I have sharpened it slightly and increased the colour saturation slighly.

Any comments/criticism would be welcome.

----------


## Scout

I love the colors. If that was me I would move in more and only show the lower part of the ground were the Castle stands which would include the wonderful color trees.

----------


## Scout

Something like this. I hope you don't mind me showing you with your photo

----------


## Dusty

Scout,
Thanks for the comment.

As for altering my photograph, it's great that you would take the time to offer a suggestion but a practical demonstration is a real bonus.
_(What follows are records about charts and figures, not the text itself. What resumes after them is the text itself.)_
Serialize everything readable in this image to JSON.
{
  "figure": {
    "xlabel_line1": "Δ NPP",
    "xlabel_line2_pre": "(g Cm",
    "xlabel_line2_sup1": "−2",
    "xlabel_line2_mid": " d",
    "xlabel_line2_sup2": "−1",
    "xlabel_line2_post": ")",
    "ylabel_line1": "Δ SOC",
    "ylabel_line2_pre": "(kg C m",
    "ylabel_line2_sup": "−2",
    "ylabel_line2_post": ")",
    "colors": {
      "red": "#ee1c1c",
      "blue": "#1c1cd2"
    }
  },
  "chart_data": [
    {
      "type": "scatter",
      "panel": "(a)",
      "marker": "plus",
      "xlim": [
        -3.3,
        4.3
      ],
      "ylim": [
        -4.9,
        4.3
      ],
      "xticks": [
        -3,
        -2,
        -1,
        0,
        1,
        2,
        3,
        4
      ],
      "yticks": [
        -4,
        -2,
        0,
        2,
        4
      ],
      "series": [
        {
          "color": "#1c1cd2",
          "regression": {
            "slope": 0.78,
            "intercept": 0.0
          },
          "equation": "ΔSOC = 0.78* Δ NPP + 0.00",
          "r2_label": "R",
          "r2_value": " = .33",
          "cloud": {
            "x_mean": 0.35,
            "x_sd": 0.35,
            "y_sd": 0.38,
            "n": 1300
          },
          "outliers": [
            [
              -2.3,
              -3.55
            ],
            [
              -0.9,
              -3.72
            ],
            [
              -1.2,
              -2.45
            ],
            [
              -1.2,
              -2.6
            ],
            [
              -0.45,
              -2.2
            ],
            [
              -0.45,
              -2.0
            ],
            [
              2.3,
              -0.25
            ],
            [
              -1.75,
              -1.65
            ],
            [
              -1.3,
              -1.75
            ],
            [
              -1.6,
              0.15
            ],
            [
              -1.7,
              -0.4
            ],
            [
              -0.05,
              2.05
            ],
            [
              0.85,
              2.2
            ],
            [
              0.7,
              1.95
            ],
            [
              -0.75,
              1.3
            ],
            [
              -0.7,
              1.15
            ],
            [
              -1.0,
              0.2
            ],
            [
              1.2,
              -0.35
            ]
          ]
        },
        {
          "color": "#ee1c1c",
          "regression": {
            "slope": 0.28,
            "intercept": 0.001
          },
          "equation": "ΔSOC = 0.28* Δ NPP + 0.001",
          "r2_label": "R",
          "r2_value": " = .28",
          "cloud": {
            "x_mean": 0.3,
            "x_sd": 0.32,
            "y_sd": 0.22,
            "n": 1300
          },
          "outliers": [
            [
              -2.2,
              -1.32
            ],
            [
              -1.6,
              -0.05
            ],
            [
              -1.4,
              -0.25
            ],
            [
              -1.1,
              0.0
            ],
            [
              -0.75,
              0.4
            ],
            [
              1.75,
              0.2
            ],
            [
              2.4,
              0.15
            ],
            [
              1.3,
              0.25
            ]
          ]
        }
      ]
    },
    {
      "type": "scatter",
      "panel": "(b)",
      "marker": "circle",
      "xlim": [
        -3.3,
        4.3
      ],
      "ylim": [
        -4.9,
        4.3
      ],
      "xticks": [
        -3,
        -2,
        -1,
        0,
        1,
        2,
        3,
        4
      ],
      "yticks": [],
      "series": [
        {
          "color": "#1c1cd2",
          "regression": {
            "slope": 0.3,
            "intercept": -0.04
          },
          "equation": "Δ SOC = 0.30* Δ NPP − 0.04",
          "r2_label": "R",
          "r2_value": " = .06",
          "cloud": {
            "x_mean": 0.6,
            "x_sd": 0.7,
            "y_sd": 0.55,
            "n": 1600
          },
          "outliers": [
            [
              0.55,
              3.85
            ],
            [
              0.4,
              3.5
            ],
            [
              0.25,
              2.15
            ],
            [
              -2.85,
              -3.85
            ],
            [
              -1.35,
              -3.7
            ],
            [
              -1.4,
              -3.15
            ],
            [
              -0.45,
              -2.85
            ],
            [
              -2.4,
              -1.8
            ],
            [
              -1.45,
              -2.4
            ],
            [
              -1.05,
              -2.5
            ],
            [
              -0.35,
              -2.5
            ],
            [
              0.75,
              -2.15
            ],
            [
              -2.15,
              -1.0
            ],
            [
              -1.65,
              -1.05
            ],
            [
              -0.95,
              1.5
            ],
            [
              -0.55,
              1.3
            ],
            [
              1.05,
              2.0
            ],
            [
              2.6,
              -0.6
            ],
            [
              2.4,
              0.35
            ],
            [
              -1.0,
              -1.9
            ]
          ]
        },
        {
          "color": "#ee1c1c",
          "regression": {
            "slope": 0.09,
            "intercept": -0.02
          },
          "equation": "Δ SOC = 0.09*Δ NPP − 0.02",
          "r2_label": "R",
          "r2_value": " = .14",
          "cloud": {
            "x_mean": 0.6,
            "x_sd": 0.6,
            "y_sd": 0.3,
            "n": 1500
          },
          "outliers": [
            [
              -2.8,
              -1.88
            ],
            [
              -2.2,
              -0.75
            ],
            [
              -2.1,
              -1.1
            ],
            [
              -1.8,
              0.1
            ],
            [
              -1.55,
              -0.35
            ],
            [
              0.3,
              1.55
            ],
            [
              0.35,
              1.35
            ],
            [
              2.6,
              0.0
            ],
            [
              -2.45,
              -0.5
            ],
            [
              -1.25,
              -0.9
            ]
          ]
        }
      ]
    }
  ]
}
Unfortunately, I cannot see the result as there is only a small box with a red cross in it.

----------


## Deemac

Dusty, nice shot. 

I would clone out the modern houses on the far right (though I do like the old dead tree at this side) and also the telegraph poles. If thats too much just crop the right edge off. 

Overall though good work. ::

----------


## Raven

The castle sits all to middly-middly for me... I would crop the sky and the hedgerow and on the right side where the new houses are. 
I think you might have adjusted the sat too much too...

But hey, this is just mho ;-)

----------


## Dusty

Thank you all for your helpful comments and suggestions.

I've cropped it as suggested and other than slight sharpening, this is as it came from the camera.

Better, worse?

The yellow cherry picker doesn't do an awful lot for the picture!

----------


## Sporran

I much prefer your original version, Dusty. It has a lot more pizzaz, in my opinion. Compositionally, it's a lot better, and so are the more vibrant colours. I liked the weeds in the foreground - they added interesting texture. The blue sky does more for the picture than the grey.

----------


## grumpyhippo

> The yellow cherry picker doesn't do an awful lot for the picture!


Looks like it got nicked!!!! :: 

Hope you don't mind?

----------


## Raven

grumpyhippo give it back at once, or I will have to call the cops! :-))

----------


## Dusty

Well, if it turns up in the Autotrader, I'm denying all knowledge.  :Wink: 

Well done grumpyhippo, my own effort at removing it in Paint Shop Pro was somewhat unsubtle compared to yours. I need a bit more practice.

----------


## Kenn

Well done dusty, the second cropped shot holds the eye much better.

----------


## grumpyhippo

For Hire............

----------


## Lolabelle

> For Hire............



WOW, I wouldn't like to go all the way up there.  ::

----------